A cast of women hover around the edges of Jake’s story. His wife, Helen. Joy, the woman he slept with in the early days of his marriage. Eleanor, who has always loved him and now finds herself Jake’s carer, at the end of his life, when he can no longer remember who she is. His mother, Sarah whose presence overshadows his entire existence, colouring his perception of everything. And his young daughter, Alice who died as a child yet reappears to him in adult form as the dementia begins to take hold. All their stories swirl around the novel, repeating, intertwining and fracturing. The reader is offered multiple perspectives and interpretations of the same events and incidents. It’s confusing and at times frustrating. It’s exactly as I imagine an experience of dementia might be and this is why I continually return to The Wilderness as an example of what a dementia narrative could and should be. It’s all consuming. It’s experiential. It drew me in and felt almost like a journey through an actual wilderness and yet it’s also shot through with moments of precise clarity, of incredible beauty and profound pathos. It is, in short, a marvellous book.

The Wilderness was published by Vintage in 2009 

Categories
Book Reviews

“Bailegangaire” by Tom Murphy

Mommo is an elderly Irish woman living with dementia, although Tom Murphy characterises her as senile. This is likely to be a reflection on both when the play is set and when it was written. Mommo lives in a small, rural cottage and is cared for by her granddaughter Mary, who is a trained nurse. Mary is fed up with her isolated lifestyle. She has little company except for Mommo who repeats the same story every night. Every so often Mary and Mommo are visited by Mary’s sister Dolly, who’s also trapped in the life she’s created for herself. As the play opens we find all three women on the cusp of a new kind of existence.
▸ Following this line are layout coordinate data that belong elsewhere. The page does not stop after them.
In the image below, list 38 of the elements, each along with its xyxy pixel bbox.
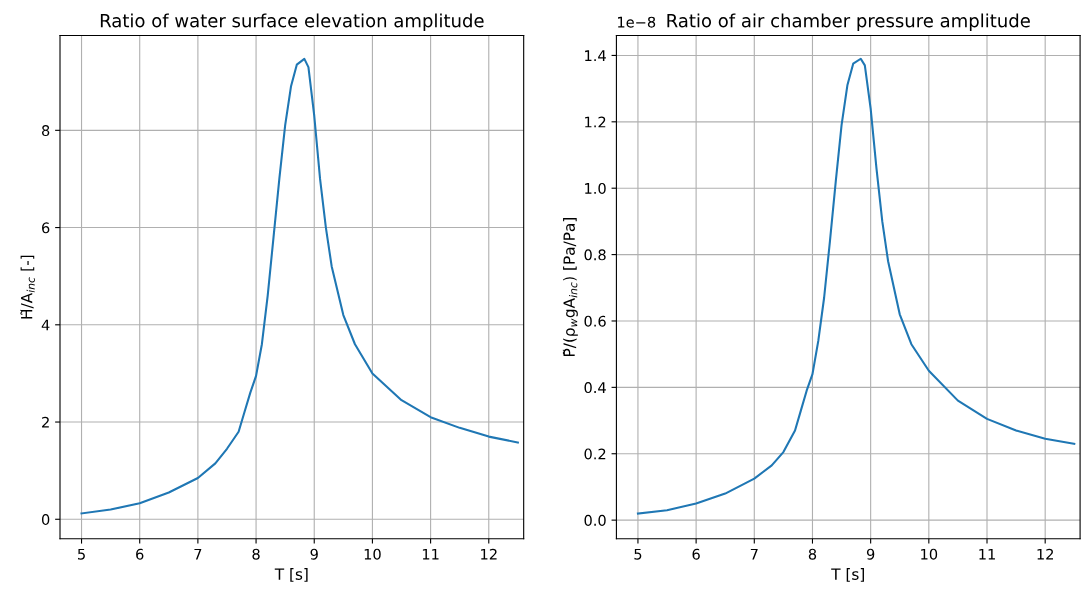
x-tick-label: 6 — [136, 548, 144, 560]
x-axis-title: T [s] — [274, 568, 308, 582]
y-tick-label: 0.6 — [584, 315, 606, 327]
y-tick-label: 1.0 — [585, 182, 606, 194]
line-series — [636, 57, 1076, 515]
y-tick-label: 6 — [42, 222, 50, 234]
y-tick-label: 8 — [41, 125, 50, 137]
y-tick-label: 0 — [41, 513, 50, 526]
x-tick-label: 11 — [422, 548, 439, 560]
y-tick-label: 2 — [42, 416, 49, 428]
y-tick-label: 0.2 — [584, 448, 606, 460]
line-series — [80, 57, 519, 515]
x-tick-label: 5 — [78, 548, 85, 560]
chart-title: Ratio of water surface elevation amplitude — [100, 13, 484, 31]
y-tick-label: 0.0 — [584, 514, 606, 526]
x-tick-label: 8 — [252, 548, 260, 560]
x-tick-label: 10 — [364, 548, 381, 560]
x-tick-label: 9 — [310, 548, 318, 560]
x-tick-label: 12 — [1037, 548, 1053, 560]
x-tick-label: 7 — [194, 548, 202, 560]
chart-title: Ratio of air chamber pressure amplitude — [667, 13, 1030, 31]
x-tick-label: 7 — [750, 548, 758, 560]
y-tick-label: 4 — [41, 319, 50, 331]
x-tick-label: 5 — [634, 548, 642, 560]
x-axis-title: T [s] — [831, 568, 864, 582]
x-tick-label: 10 — [921, 548, 938, 560]
y-tick-label: 1.2 — [585, 116, 606, 128]
x-tick-label: 6 — [692, 548, 700, 560]
y-axis-title: P̃/(ρ$_{w}$gA$_{inc}$) [Pa/Pa] — [562, 218, 578, 356]
x-tick-label: 11 — [979, 548, 995, 560]
y-tick-label: 0.8 — [584, 249, 606, 261]
y-axis-title: H̃/A$_{inc}$ [-] — [20, 255, 35, 319]
x-tick-label: 12 — [481, 548, 497, 560]
y-tick-label: 0.4 — [584, 382, 606, 394]
text: 1e−8 — [618, 16, 656, 28]
x-tick-label: 8 — [808, 548, 817, 560]
x-tick-label: 9 — [866, 548, 875, 560]
y-tick-label: 1.4 — [585, 50, 606, 61]
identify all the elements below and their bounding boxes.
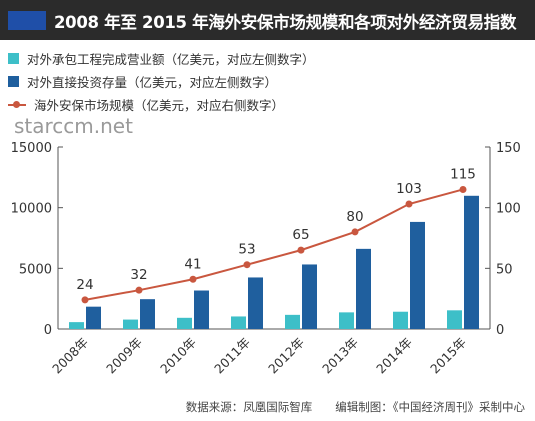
bar-contract-revenue bbox=[285, 314, 300, 329]
data-label: 53 bbox=[238, 242, 255, 258]
line-point bbox=[135, 286, 143, 294]
title-bar: 2008 年至 2015 年海外安保市场规模和各项对外经济贸易指数 bbox=[0, 0, 535, 40]
y-left-tick-label: 15000 bbox=[11, 141, 52, 156]
legend-item-fdi-stock: 对外直接投资存量（亿美元，对应左侧数字） bbox=[8, 72, 277, 91]
line-point bbox=[351, 228, 359, 236]
y-right-tick-label: 100 bbox=[496, 202, 521, 217]
legend-label: 对外直接投资存量（亿美元，对应左侧数字） bbox=[27, 75, 278, 90]
data-label: 32 bbox=[130, 267, 147, 283]
bar-contract-revenue bbox=[339, 312, 354, 329]
x-tick-label: 2011年 bbox=[211, 335, 253, 377]
line-point bbox=[189, 275, 197, 283]
chart-title: 2008 年至 2015 年海外安保市场规模和各项对外经济贸易指数 bbox=[54, 13, 517, 32]
y-left-tick-label: 5000 bbox=[19, 262, 52, 277]
bar-contract-revenue bbox=[123, 319, 138, 329]
y-right-tick-label: 50 bbox=[496, 262, 513, 277]
line-point bbox=[459, 185, 467, 193]
y-left-tick-label: 0 bbox=[44, 323, 52, 338]
legend-swatch-line bbox=[8, 99, 26, 110]
x-tick-label: 2010年 bbox=[157, 335, 199, 377]
bar-fdi-stock bbox=[86, 306, 101, 329]
y-right-tick-label: 0 bbox=[496, 323, 504, 338]
series-line-security-market bbox=[84, 188, 464, 301]
x-tick-label: 2013年 bbox=[319, 335, 361, 377]
bar-contract-revenue bbox=[393, 311, 408, 329]
bar-contract-revenue bbox=[447, 310, 462, 329]
bar-fdi-stock bbox=[464, 195, 479, 329]
x-tick-label: 2012年 bbox=[265, 335, 307, 377]
data-label: 24 bbox=[76, 277, 93, 293]
title-accent-block bbox=[8, 11, 46, 30]
bar-contract-revenue bbox=[177, 317, 192, 329]
data-label: 80 bbox=[346, 209, 363, 225]
bar-contract-revenue bbox=[231, 316, 246, 329]
data-label: 41 bbox=[184, 256, 201, 272]
x-tick-label: 2014年 bbox=[373, 335, 415, 377]
line-point bbox=[297, 246, 305, 254]
data-label: 103 bbox=[396, 181, 422, 197]
bar-fdi-stock bbox=[356, 248, 371, 329]
legend-label: 对外承包工程完成营业额（亿美元，对应左侧数字） bbox=[27, 52, 315, 67]
legend-swatch-teal bbox=[8, 53, 19, 64]
legend-label: 海外安保市场规模（亿美元，对应右侧数字） bbox=[34, 98, 285, 113]
legend-item-security-market: 海外安保市场规模（亿美元，对应右侧数字） bbox=[8, 95, 284, 114]
bar-fdi-stock bbox=[194, 290, 209, 329]
bar-fdi-stock bbox=[410, 221, 425, 329]
y-right-tick-label: 150 bbox=[496, 141, 521, 156]
source-note: 数据来源：凤凰国际智库 编辑制图：《中国经济周刊》采制中心 bbox=[185, 400, 525, 414]
data-label: 115 bbox=[450, 166, 476, 182]
line-point bbox=[243, 261, 251, 269]
legend-item-contract-revenue: 对外承包工程完成营业额（亿美元，对应左侧数字） bbox=[8, 49, 315, 68]
watermark: starccm.net bbox=[14, 114, 133, 138]
bar-fdi-stock bbox=[248, 277, 263, 329]
legend-swatch-blue bbox=[8, 76, 19, 87]
bar-contract-revenue bbox=[69, 322, 84, 329]
data-label: 65 bbox=[292, 227, 309, 243]
y-left-tick-label: 10000 bbox=[11, 202, 52, 217]
x-tick-label: 2015年 bbox=[427, 335, 469, 377]
x-tick-label: 2008年 bbox=[49, 335, 91, 377]
bar-fdi-stock bbox=[140, 299, 155, 329]
line-point bbox=[81, 296, 89, 304]
bar-fdi-stock bbox=[302, 264, 317, 329]
line-point bbox=[405, 200, 413, 208]
x-tick-label: 2009年 bbox=[103, 335, 145, 377]
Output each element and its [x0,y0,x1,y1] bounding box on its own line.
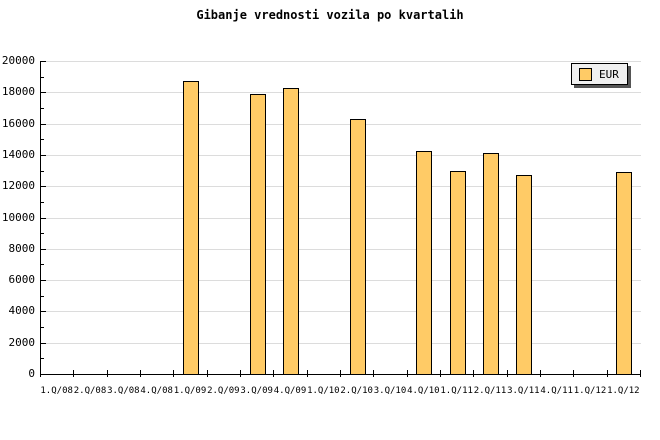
gridline-20000 [41,61,641,62]
y-axis-label-4000: 4000 [8,304,36,318]
gridline-18000 [41,92,641,94]
bar-6-3q09 [249,94,266,374]
y-tick-7000 [41,264,44,266]
y-tick-4000 [41,311,46,313]
x-axis-label-3q09: 3.Q/09 [240,386,273,396]
bar-7-4q09 [283,88,299,374]
x-axis-label-4q10: 4.Q/10 [407,386,440,396]
gridline-16000 [41,123,641,125]
x-axis-label-1q11: 1.Q/11 [440,386,473,396]
x-axis-label-2q11: 2.Q/11 [473,386,507,396]
y-axis-label-16000: 16000 [1,116,35,130]
gridline-12000 [41,186,641,188]
x-axis-label-3q10: 3.Q/10 [373,386,407,396]
y-tick-19000 [41,76,44,78]
x-tick-16 [573,370,574,377]
x-tick-11 [407,370,408,377]
y-tick-5000 [41,295,44,297]
x-tick-5 [207,370,208,377]
y-axis-label-10000: 10000 [1,210,35,224]
gridline-4000 [41,311,641,313]
x-tick-6 [240,370,241,377]
y-tick-14000 [41,154,46,156]
y-tick-6000 [41,280,46,282]
y-tick-3000 [41,327,44,329]
gridline-14000 [41,154,641,156]
y-axis-label-14000: 14000 [1,147,35,161]
x-tick-7 [273,370,274,377]
legend-box: EUR [571,63,628,85]
x-tick-1 [73,370,74,377]
x-tick-10 [373,370,374,377]
y-tick-2000 [41,342,46,344]
x-axis-label-2q09: 2.Q/09 [207,386,240,396]
y-axis-label-2000: 2000 [8,335,36,349]
x-axis-label-3q08: 3.Q/08 [107,386,140,396]
y-axis-label-18000: 18000 [1,85,35,99]
y-tick-17000 [41,107,44,109]
legend-label-eur: EUR [599,67,619,81]
x-axis-label-1q09: 1.Q/09 [173,386,207,396]
y-tick-9000 [41,233,44,235]
x-tick-0 [40,370,41,377]
x-axis-label-1q12: 1.Q/12 [607,386,640,396]
x-tick-12 [440,370,441,377]
gridline-6000 [41,280,641,282]
y-tick-18000 [41,92,46,94]
y-tick-20000 [41,61,46,62]
x-axis-label-1q08: 1.Q/08 [40,386,73,396]
x-tick-8 [307,370,308,377]
x-axis-label-3q11: 3.Q/11 [507,386,540,396]
y-axis-label-20000: 20000 [1,54,35,67]
plot-area [40,61,641,375]
x-tick-13 [473,370,474,377]
x-axis-label-1q10: 1.Q/10 [307,386,340,396]
y-tick-15000 [41,139,44,141]
y-axis-label-12000: 12000 [1,179,35,193]
y-tick-8000 [41,248,46,250]
y-axis-label-8000: 8000 [8,241,36,255]
x-axis-label-2q10: 2.Q/10 [340,386,373,396]
x-axis-label-4q09: 4.Q/09 [273,386,307,396]
x-tick-18 [640,370,641,377]
x-tick-3 [140,370,141,377]
x-axis-label-4q11: 4.Q/11 [540,386,573,396]
bar-11-4q10 [416,151,433,374]
legend-swatch-eur [579,67,592,81]
y-axis-label-0: 0 [28,367,35,380]
x-tick-9 [340,370,341,377]
chart-title: Gibanje vrednosti vozila po kvartalih [196,8,464,22]
x-tick-4 [173,370,174,377]
y-tick-16000 [41,123,46,125]
y-tick-10000 [41,217,46,219]
bar-9-2q10 [349,119,366,374]
x-tick-2 [107,370,108,377]
x-tick-15 [540,370,541,377]
y-tick-13000 [41,170,44,172]
y-tick-1000 [41,358,44,360]
x-axis-label-2q08: 2.Q/08 [73,386,107,396]
bar-14-3q11 [516,175,533,374]
bar-4-1q09 [183,81,199,374]
x-tick-14 [507,370,508,377]
bar-13-2q11 [483,153,499,374]
gridline-2000 [41,342,641,344]
gridline-8000 [41,248,641,250]
y-axis-label-6000: 6000 [8,273,36,287]
bar-12-1q11 [449,171,466,374]
x-tick-17 [607,370,608,377]
x-axis-label-4q08: 4.Q/08 [140,386,173,396]
gridline-10000 [41,217,641,219]
x-axis-label-1q12: 1.Q/12 [573,386,607,396]
y-tick-12000 [41,186,46,188]
y-tick-11000 [41,201,44,203]
bar-17-1q12 [616,172,633,374]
Dolly is pregnant and trying to convince her sister to pass the baby off as her own. Dolly’s husband is working in England long term and she’s having another man’s child. If she can convince Mary to take responsibility for the baby before her husband returns at Christmas, he’ll be none the wiser about her affairs. Mary is hoping to leave her caring responsibilities behind. She’s looking forward to starting out again, independently, away from home. She’s convinced that if she can get Mommo to finally finish telling her story of a laughing competition -set in the town of Bailengangaire (‘the town without laughter’)- she’ll be free of her past and able to make a fresh start elsewhere.

Murphy’s characterisation of Mommo is incredibly rich. The language and dialogue employed in her repeated story is particularly distinctive and it’s refreshing to see such a believable and captivating portrayal of a working class, rural Irish woman. The dialogue and repetitive linguistic tics are worth reading for alone. I also really appreciated the way Murphy explores the weight and responsibility of caring for an elderly relative in a rural place. Mary’s experience feels both claustrophobic and isolating and, although it would have negative implications for Mommo, it’s hard not to root for her escape. Finally, I loved the humour in this play. All three women banter off each other. Mary and Dolly even use the tics in their grandmother’s language to gently take the piss out of her. They can be harsh enough in how they speak to each other and yet there’s a raw kind of fondness permeating their relationship. I’d love a chance to see this play performed.

Bailegangaire was published by Methuen in 2001.